Educational institutions ought to draw some conclusions from all this. Should they change their role? What challenges are they facing?

I think there are similarities with the situation of the media, which have lost their monopoly over the truth because their audiences now have direct access to it and can establish their own version of it. The case of educational institutions is the same, in that they are no longer the only source of knowledge. Students have parallel sources of information. With basic infrastructure, they can look for information themselves.

By basic infrastructure, do you mean a minimum technological structure and guaranteed access to it?

Not just that. Technology has been adopted very emphatically. Decisions to speed up social change through greater access to information have been made at various international summits in recent years. The idea was to make technology more accessible to achieve greater equality of opportunity. The problem is that another digital divide has been found to exist, besides the one based on access to technology.
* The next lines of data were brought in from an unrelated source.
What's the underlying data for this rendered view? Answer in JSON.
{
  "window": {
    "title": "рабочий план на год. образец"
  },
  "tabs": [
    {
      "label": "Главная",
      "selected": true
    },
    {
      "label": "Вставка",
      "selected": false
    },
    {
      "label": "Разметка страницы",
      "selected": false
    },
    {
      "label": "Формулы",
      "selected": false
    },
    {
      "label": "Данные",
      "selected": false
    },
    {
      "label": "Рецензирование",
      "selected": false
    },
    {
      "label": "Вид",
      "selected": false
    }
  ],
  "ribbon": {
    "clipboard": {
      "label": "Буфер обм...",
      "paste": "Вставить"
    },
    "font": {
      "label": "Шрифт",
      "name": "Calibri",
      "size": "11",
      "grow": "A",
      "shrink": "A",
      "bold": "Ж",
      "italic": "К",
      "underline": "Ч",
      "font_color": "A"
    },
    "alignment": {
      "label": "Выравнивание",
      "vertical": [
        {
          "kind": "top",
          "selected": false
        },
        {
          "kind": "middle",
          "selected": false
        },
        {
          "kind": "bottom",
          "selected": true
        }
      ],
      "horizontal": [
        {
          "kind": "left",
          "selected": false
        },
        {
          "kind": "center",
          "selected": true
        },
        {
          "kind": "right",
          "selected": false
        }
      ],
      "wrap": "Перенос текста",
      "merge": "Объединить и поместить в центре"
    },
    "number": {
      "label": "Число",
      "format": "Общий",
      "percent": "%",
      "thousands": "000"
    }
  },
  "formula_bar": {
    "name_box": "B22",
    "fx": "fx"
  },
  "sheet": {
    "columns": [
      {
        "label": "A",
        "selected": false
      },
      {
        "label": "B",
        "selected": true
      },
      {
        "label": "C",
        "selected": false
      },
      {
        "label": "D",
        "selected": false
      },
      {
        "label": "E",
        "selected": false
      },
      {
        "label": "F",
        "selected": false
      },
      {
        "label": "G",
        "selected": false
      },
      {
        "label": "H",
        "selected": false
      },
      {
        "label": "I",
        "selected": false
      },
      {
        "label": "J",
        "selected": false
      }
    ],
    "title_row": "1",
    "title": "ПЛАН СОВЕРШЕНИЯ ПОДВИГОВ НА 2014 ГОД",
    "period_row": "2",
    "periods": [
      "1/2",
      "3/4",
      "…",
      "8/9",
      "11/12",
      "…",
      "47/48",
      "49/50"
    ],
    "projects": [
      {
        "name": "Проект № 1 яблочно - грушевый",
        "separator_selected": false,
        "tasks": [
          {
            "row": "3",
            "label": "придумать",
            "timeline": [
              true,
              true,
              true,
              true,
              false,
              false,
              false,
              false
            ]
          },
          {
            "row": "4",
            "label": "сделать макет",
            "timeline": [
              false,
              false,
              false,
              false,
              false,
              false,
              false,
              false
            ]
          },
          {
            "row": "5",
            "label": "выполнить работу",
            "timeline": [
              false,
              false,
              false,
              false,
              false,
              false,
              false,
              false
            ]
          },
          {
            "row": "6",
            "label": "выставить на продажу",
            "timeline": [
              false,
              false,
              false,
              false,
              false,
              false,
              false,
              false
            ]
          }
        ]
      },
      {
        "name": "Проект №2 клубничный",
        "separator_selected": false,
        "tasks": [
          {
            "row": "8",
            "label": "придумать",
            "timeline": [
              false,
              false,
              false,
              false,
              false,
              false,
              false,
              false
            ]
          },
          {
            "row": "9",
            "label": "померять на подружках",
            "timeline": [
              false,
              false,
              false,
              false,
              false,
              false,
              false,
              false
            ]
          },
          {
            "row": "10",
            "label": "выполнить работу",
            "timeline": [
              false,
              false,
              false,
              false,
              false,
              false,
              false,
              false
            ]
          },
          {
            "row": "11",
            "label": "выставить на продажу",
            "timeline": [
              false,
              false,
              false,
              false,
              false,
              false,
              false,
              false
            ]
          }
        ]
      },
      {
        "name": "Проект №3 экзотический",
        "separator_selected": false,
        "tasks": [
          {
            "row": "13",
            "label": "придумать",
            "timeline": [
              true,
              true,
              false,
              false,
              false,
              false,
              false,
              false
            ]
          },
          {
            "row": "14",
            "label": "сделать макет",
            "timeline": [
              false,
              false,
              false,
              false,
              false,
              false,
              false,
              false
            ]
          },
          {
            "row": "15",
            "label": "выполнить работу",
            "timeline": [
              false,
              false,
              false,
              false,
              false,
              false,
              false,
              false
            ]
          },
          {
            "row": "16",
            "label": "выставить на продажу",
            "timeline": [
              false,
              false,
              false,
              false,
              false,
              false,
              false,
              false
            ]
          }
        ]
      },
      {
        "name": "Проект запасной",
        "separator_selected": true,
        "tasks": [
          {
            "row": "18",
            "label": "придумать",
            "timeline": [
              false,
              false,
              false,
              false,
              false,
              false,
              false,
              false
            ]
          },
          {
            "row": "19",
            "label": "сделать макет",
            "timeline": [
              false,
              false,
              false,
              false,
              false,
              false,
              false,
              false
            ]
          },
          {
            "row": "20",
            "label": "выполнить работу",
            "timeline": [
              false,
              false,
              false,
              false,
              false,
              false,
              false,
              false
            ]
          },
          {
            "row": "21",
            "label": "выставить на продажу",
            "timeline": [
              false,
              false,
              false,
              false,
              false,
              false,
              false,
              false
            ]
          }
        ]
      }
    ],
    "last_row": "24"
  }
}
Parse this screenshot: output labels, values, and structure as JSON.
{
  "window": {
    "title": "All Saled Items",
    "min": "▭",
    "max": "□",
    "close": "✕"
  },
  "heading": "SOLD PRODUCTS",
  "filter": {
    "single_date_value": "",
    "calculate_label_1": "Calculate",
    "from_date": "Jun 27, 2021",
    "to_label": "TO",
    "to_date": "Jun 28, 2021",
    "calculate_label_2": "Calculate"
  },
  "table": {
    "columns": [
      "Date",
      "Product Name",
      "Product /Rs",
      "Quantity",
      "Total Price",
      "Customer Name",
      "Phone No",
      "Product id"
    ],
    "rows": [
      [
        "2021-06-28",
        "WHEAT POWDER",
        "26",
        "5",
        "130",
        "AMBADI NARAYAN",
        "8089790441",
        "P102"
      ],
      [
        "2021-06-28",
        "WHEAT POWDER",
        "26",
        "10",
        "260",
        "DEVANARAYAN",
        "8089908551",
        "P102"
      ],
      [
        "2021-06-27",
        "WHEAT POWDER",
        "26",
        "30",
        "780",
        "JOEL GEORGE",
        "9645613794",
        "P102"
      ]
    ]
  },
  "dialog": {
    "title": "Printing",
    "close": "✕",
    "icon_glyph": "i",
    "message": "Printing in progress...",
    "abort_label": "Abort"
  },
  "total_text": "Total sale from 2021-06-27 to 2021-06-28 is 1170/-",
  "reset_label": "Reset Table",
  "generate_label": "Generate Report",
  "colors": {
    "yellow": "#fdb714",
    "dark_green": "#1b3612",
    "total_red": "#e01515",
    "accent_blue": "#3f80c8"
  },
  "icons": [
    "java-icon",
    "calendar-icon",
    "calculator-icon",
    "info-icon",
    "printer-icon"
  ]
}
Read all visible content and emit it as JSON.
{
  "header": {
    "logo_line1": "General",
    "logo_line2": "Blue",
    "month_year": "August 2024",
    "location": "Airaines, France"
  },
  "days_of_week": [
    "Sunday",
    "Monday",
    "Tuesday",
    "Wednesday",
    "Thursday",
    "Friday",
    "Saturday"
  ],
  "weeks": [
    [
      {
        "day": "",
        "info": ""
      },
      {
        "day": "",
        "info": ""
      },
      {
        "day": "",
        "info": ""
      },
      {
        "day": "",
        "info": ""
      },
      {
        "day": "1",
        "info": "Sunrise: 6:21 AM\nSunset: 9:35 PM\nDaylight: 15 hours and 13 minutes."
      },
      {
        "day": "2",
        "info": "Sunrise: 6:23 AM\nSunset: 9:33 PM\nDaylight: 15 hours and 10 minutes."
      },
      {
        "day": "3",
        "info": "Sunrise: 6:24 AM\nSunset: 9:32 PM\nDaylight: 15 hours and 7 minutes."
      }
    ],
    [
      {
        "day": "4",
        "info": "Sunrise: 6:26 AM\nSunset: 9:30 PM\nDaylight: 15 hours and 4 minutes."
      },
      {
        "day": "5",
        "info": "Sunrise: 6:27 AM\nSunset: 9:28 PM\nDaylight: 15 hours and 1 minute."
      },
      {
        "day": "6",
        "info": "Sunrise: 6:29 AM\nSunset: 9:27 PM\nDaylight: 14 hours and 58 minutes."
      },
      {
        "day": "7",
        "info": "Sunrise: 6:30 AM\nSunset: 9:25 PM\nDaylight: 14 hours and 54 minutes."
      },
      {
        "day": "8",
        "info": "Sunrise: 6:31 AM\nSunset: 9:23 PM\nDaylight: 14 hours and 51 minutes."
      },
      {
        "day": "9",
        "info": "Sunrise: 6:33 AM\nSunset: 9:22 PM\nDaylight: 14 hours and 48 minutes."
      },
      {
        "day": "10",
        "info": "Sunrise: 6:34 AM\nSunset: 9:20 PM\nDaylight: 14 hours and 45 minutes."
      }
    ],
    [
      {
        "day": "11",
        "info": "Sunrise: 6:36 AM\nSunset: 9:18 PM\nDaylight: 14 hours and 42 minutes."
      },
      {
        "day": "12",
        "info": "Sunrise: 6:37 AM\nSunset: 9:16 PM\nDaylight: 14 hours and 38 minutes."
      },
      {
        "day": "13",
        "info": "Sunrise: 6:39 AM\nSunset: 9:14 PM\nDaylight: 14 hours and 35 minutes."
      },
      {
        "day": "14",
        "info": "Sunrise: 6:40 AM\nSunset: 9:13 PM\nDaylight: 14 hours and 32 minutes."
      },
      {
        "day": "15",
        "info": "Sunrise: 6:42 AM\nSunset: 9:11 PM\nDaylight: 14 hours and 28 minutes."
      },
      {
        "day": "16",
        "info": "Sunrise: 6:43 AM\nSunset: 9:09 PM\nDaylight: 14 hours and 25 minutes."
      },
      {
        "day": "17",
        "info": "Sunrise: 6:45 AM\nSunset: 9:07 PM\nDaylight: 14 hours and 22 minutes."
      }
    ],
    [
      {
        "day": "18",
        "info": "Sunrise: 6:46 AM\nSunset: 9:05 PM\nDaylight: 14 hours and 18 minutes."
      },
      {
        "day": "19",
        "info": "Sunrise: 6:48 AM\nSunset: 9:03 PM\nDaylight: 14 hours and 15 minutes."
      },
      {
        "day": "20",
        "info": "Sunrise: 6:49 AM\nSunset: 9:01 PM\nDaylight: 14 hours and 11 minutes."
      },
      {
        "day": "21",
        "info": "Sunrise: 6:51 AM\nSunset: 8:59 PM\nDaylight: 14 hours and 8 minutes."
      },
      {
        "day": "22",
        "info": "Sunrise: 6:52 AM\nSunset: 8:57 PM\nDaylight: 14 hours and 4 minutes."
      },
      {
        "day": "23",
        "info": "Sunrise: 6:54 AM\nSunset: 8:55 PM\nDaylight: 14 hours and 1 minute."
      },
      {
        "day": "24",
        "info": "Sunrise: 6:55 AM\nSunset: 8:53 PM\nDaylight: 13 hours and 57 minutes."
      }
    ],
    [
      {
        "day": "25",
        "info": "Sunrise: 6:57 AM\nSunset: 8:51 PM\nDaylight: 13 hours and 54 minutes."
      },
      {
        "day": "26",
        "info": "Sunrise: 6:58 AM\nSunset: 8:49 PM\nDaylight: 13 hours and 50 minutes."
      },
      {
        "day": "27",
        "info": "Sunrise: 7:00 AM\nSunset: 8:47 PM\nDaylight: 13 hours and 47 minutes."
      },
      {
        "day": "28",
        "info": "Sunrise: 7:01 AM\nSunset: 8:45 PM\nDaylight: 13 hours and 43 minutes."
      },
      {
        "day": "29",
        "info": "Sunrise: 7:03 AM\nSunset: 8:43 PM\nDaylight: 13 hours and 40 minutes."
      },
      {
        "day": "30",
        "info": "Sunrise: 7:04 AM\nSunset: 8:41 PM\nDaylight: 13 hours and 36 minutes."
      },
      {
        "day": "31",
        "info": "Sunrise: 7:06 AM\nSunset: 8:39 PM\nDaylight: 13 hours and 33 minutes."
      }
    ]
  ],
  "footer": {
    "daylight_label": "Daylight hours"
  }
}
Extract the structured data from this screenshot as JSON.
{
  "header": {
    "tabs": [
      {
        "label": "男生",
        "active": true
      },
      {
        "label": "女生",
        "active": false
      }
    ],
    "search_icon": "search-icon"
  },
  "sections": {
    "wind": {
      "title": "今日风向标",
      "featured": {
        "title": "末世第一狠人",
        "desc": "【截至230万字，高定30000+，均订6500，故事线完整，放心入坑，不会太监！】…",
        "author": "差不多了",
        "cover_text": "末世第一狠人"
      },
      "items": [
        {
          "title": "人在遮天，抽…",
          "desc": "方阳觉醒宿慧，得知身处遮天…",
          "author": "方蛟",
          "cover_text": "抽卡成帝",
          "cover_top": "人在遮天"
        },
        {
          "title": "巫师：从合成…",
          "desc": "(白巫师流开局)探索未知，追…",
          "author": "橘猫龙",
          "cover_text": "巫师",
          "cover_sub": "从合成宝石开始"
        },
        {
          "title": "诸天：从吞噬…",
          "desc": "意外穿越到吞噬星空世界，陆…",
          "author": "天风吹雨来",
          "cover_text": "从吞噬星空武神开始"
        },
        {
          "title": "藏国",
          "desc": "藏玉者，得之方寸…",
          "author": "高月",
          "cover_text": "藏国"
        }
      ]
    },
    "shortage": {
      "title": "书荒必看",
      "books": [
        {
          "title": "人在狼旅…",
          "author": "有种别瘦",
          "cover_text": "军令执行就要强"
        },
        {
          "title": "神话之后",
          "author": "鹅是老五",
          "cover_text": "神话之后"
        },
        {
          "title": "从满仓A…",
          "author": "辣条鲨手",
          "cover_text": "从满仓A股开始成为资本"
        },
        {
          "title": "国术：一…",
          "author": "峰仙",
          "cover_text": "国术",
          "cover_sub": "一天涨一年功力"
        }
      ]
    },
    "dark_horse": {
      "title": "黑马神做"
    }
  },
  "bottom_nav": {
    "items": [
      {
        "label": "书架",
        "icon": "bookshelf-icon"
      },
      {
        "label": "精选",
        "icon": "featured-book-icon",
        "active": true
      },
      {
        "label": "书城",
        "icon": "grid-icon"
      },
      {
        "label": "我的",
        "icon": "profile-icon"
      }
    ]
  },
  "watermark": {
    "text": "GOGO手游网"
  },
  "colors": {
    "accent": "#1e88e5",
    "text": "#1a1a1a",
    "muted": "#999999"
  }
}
According to the OECD, a second digital divide separates “those who have the right competences and skills to benefit from computer use, and those who have not. These competences and skills are closely linked to the economic, cultural and social capital of the student”. So it is not just a question of access. Any help, such as where infrastructure is concerned, is welcome. ICT alone are not capable of magic, however. Another interesting point in relation to the use of computers and the generation of added value is that computer use at home is a greater factor in performance in PISA tests than the frequency with which computers are used in schools.

What role should teachers play in the learning process?

The role of translator, in my view, expressing certain information in other words and transferring it from one context to another. Teachers do not transmit knowledge, they are not students’ sole focus of attention. They are intermediaries, offering guidance in analysing and contextualising sources. It is important for students to have IT skills, but also for them to be able to choose sources and filter information. That puts paid to the advantage of digital natives, to the notion of children having a greater innate understanding of digital technology. They are adept at interacting with devices, but that is like driving a Lamborghini with wooden wheels. Their world ends where Google ends.

So, how should those children be educated?

Based on what we have said, digital proficiency has to be taken into account, but so does the ability to use and understand information, something known as e-awareness, although the term ‘e-‘… is used a great deal now. What will such children’s future society involve? Working in different languages, virtual bosses, dealing with a less linear knowledge control process, etc. It is also necessary to educate them from a political point of view, to contextualise everything that happens. That is where teachers play their role.

What challenge does a rapidly and constantly changing society pose for professionals?

That of opting for permanent learning, of re-establishing the idea that students are ignorant when they leave university but capable of managing their own learning process. You have to keep on learning. Nothing and nobody can guarantee that the knowledge you have acquired will not become obsolete. You cannot spend your entire life at university, but you can go on learning. At present, we need diversification with regard to forms of education and of applying knowledge in contexts other than schools and universities.